Boualem Sansal fait le job

Que font le gouvernement français et son ministre de l’Intérieur Darmanin, qui ne se signalent que lors de manifestations antisémites, que font les nombreuses associations de défense de citoyens français au-delà de ce que peuvent être leurs origines et leurs religions, particulièrement l’Islam ? Boualem Sansal peut donc proférer ses propos injurieux envers une religion et une civilisation de l’Humanité sur une chaîne de télévision au nom de la liberté d’expression. Pourquoi cette liberté d’expression française ne serait-elle pas aussi consentie en France à ceux qui vitupèrent Juifs et au Chrétiens, Alain Soral et Dieudonné Mbala Mbala, mais aussi Marc-Édouard Nabe, ami des Palestiniens, et bien d’autres, qui ont subi et subissent les exclusions des médias et de l’édition et sont enfermés dans un cordon sanitaire ? Le terroriste Bernard-Henri Lévy, l’assassin des Libyens, les académiciens racistes Alain Finkielkraut et Pascal Bruckner y veillent. Ce sont aussi de sûrs protecteurs de Boualem Sansal, qui ont encouragé ses excès, qui ont accompagné sa carrière de trublion, de calomniateur de l’Islam.
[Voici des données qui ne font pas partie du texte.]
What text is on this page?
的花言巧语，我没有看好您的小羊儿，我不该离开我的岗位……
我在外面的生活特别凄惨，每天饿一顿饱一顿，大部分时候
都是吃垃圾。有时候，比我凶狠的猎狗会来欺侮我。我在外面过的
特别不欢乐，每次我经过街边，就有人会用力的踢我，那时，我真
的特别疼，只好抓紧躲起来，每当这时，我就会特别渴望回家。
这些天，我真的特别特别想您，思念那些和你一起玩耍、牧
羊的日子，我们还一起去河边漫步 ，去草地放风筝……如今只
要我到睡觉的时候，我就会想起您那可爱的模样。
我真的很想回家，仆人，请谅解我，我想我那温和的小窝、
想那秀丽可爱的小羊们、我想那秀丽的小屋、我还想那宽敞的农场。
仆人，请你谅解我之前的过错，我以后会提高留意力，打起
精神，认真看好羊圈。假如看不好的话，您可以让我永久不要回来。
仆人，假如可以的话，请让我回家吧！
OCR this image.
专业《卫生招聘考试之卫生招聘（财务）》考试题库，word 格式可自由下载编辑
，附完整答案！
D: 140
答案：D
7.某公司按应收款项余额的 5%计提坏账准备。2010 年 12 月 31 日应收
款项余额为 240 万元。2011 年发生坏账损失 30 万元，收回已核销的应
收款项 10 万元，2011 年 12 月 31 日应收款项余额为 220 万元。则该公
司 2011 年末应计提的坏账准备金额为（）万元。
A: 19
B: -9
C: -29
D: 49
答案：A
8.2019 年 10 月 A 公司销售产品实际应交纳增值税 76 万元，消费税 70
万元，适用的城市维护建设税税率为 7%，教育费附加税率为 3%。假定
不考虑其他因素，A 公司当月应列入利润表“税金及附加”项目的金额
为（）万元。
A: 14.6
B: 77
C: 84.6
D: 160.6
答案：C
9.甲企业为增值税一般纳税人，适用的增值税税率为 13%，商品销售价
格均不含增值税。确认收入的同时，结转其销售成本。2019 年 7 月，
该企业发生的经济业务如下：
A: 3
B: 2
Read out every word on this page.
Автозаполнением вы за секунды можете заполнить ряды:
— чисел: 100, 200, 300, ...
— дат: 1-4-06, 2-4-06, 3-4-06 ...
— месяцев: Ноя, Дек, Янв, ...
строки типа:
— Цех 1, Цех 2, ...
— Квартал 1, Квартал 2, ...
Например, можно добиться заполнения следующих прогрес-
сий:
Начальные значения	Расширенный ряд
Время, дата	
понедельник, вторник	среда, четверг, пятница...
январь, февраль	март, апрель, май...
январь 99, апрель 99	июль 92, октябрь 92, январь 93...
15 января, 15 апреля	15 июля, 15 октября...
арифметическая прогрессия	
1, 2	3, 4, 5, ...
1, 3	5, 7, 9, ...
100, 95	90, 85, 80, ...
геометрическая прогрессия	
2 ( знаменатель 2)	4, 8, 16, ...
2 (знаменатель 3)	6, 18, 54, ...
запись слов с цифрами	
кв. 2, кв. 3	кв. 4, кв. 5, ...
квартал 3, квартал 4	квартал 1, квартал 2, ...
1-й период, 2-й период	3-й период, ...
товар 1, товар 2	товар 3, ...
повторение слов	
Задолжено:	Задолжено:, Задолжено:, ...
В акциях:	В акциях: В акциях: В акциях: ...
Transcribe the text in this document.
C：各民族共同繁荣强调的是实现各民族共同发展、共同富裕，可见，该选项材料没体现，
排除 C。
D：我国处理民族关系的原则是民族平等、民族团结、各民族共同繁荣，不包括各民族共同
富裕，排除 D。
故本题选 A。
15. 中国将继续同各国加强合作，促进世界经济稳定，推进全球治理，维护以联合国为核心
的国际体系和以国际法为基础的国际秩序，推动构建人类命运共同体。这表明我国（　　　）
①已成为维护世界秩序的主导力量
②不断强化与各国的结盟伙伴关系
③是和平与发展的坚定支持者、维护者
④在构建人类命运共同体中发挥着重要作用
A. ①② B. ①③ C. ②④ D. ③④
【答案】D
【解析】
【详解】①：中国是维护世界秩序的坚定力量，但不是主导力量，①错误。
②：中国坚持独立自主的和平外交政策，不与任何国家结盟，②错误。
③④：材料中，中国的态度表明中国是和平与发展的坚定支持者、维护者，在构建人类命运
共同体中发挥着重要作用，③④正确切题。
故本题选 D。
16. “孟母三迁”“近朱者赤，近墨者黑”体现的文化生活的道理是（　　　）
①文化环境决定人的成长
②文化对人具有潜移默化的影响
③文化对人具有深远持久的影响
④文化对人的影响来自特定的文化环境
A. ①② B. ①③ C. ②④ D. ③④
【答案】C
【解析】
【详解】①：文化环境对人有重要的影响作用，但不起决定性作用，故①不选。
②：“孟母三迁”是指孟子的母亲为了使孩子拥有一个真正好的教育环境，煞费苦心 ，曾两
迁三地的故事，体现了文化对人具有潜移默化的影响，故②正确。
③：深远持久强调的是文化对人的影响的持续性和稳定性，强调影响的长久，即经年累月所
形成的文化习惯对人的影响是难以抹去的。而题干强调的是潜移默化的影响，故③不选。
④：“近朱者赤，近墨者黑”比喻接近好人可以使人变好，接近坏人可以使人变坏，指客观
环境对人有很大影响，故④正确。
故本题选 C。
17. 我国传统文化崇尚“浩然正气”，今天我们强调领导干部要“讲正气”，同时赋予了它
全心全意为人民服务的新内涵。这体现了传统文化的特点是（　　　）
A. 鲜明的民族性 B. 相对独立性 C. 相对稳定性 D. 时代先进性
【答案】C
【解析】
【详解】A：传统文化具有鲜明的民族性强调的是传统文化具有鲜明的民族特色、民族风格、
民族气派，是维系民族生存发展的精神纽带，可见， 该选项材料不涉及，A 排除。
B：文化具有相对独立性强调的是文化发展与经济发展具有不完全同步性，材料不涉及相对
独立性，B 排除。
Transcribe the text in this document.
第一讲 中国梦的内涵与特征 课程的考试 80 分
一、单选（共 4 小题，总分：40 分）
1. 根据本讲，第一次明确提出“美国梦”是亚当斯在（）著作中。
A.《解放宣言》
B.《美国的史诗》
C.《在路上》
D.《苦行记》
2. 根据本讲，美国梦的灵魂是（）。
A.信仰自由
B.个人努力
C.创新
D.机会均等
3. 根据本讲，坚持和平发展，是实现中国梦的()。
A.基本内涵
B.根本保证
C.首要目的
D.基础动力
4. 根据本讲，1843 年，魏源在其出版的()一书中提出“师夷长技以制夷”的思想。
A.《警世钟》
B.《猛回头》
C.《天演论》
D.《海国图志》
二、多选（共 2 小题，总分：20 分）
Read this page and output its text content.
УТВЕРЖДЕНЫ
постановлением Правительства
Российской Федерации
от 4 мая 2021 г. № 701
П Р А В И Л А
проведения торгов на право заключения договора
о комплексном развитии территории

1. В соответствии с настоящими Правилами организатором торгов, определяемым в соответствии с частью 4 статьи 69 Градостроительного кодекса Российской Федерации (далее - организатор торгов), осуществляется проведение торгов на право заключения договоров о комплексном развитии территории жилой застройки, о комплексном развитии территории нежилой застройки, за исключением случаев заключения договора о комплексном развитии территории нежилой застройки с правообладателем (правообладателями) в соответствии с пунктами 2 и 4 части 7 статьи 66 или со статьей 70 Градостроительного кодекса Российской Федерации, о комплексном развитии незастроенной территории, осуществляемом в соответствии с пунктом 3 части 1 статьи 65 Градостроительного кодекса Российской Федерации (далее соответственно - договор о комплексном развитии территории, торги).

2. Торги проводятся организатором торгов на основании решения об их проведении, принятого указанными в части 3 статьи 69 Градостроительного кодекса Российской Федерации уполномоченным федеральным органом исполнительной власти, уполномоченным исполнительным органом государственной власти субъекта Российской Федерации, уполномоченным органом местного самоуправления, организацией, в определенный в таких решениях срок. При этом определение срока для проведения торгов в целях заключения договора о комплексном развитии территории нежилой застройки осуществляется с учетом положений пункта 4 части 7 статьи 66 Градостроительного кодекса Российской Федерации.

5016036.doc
Ce n’est pas d’aujourd’hui que Sansal, « Algérien » sur le papier, semeur d’alerte en France, s’exerce à salir l’Islam sur tous les fronts. Sans aucune réaction des défenseurs officiels et assermentés de l’Islam en France, je pense au recteur de la Grande Mosquée de Paris et au président de la Fondation pour l’Islam de France, qui se taisent lâchement en la circonstance. Aucun signalement contre les assertions véhémentes de Sansal sur la religion de milliards de personnes dans le monde, qui est la deuxième religion de France rassemblant près de 10% de la population, n’a été, à ce jour, consigné par les autorités françaises, les organisations non-gouvernementales et les porte-parole de l’Islam en France. Boualem Sansal, qui n’a aucun lien avec le débat et le savoir théologiques, est dans une incrimination nue, sans fondement rationnel de l’Islam : la France, indique-t-il, se porterait mieux sans l’Islam et les Musulmans.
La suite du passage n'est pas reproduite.